Japan’s emperor asked to return 1,300 year-old stele

BEIJING – A Chinese organisation has appealed to Emperor Akihito of Japan to return a 1,300 year-old stele taken from China over a century ago, state media reported.

The Honglujing Stele was looted by Japanese soldiers early last century from northeastern China, the official Xinhua news agency said, and now sits in virtual seclusion in Tokyo's Imperial Palace.

The stone monument, 1.8 metres (six feet) tall and three metres wide, shows that the first king of the northeast Asian Bohai kingdom was given his title by a Chinese emperor from the Tang Dynasty (618-907), the report said.

The China Federation of Demanding Compensation from Japan (CFDC) sent a letter to Akihito and the Japanese government via Tokyo's embassy in Beijing. "What we try to recover is not just the relic itself, but also a symbol of international justice,” CFDC president Tong Zeng said.

It was unclear what impact including Akihito in the letter would have as the emperor has no power under Japan's constitution, and all imperial household property belongs to the state. The palace grounds are open to visitors on only two days a year, but there is no public access to the building itself, where the stele is kept.

An Imperial Household Agency official declined to comment on the demand for its return, saying: "We have not received any official request." Japan's presence in China and Korea expanded after it defeated China's Qing Dynasty in the Sino-Japanese War of 1894-95 and Russia in the Russo-Japanese War of 1904-05.

The stele was taken from an area Tokyo captured from Russia in the latter war and sent to Japan in 1908, the Xinhua report said. Xinhua described the CFDC as a civic group, and said it was established in 2006 to seek compensation for personal, material and spiritual damage caused by Japanese militarism during the country's aggression against China in the 20th century.

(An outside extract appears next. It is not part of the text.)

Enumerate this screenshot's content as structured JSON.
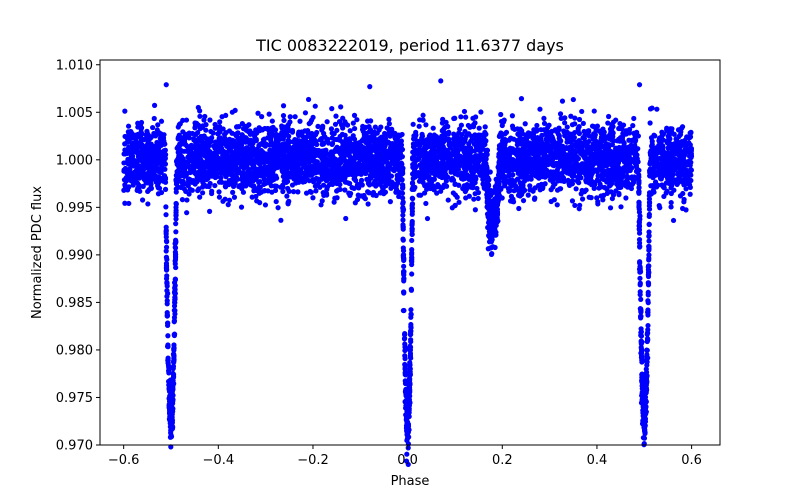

Bohai, also known internationally by Korean spellings including Balhae, Palhae and Parhae, lasted from 698-926 and succeeded another northeast Asian kingdom known as Koguryo. Both are regarded in Pyongyang and Seoul as ancient Korean political entities, but their history is highly politicised as Chinese scholars have emphasised their cultural, political, ethnic and geographic links to China, angering Korean scholars and officials.

Japan in 2005 gave South Korea a stele commemorating Korean victories against invading Japanese forces in the late 16th century that had been taken to Japan in the early 20th century. Seoul later sent it to North Korea for return to its original location.